By VERLYN KLINKENBORG
Published: April 5, 2010
It is practice day at the start of a junior tennis tournament in Southern California. And because it’s a warm Sunday afternoon, the ball is in play all across the region — any ball, on every patch of grass, every field and diamond and pitch. At the clink of an aluminum bat and the convergence of female softball players, two boys under a nearby hoop stop facing off to see how the play turns out. So do some casual soccer players just over the fence. I feel for a moment like an alien, entranced by our fondness for small representations of the spheroid on which we live. How we love to test gravity and admire the trajectory of a spinning orb!
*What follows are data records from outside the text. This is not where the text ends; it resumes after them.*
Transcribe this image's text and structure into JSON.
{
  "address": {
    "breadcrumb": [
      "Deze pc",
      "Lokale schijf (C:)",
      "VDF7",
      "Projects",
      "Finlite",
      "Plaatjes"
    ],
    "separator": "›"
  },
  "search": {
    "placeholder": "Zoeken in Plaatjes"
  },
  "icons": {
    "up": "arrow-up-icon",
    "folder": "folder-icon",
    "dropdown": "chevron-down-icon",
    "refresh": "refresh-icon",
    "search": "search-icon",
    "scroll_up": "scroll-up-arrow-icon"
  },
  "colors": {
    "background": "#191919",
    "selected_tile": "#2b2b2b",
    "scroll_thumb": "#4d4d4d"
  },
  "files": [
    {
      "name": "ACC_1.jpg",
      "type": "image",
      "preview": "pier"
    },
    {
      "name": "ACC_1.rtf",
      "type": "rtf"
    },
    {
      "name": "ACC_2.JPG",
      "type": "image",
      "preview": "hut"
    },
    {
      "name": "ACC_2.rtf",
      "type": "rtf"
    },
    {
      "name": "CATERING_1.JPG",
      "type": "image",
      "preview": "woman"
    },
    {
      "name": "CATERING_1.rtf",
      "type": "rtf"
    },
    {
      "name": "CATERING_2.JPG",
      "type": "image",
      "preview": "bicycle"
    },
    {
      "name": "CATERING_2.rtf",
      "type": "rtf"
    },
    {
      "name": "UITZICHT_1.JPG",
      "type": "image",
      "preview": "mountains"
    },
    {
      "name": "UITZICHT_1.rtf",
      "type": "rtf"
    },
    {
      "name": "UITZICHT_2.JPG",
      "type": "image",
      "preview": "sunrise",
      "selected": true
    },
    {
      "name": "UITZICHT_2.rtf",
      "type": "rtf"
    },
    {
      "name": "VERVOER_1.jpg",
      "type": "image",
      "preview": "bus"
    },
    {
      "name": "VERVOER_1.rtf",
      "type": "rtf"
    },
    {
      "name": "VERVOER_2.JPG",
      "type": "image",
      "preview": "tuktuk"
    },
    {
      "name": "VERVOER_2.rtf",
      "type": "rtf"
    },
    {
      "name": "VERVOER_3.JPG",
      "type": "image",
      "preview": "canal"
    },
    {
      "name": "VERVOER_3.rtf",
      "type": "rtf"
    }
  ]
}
Above all, these are games of interception, games about striking and stopping, meeting and returning, launching a ball or interrupting its decaying orbit with a glove or foot or bat or racquet. And there’s something entrancing, too, in the fields of force — the carefully chalked and painted lines — that seem to govern these games.
Down at the tennis courts there are four juniors on every rectangle, but they’re practicing one on one, each pair keeping to each side. Between the courts, two girls lob a ball back and forth over a bench. Down the sidelines, the young players walk. Their faces haven’t grown into their bodies, or their bodies haven’t grown into their faces. On the court, they clout the ball with an intensity separate from age or size.
I see nearly every word I’ve heard from a tennis coach embodied out there. The forehand leaves only a faint puff of dust lingering in the air. I watch one player whose backhand is a perfect Justine Henin. They are lost in a synchronicity of eye and hand and ball, caught up in an internal calculus that even I can sense when I hit a ground stroke squarely.
Just what this joy of eye and hand and ball should be called is hard to say. But it is ubiquitous here. The other day I stopped at a railroad crossing near dusk. As the train passed, I watched a middle-aged man hitting a tennis ball against the side of a building next to a lumberyard. The asphalt at his feet was cracked and pitted, but he knew the surface, and he knew his game, and it looked as if he could have played all night.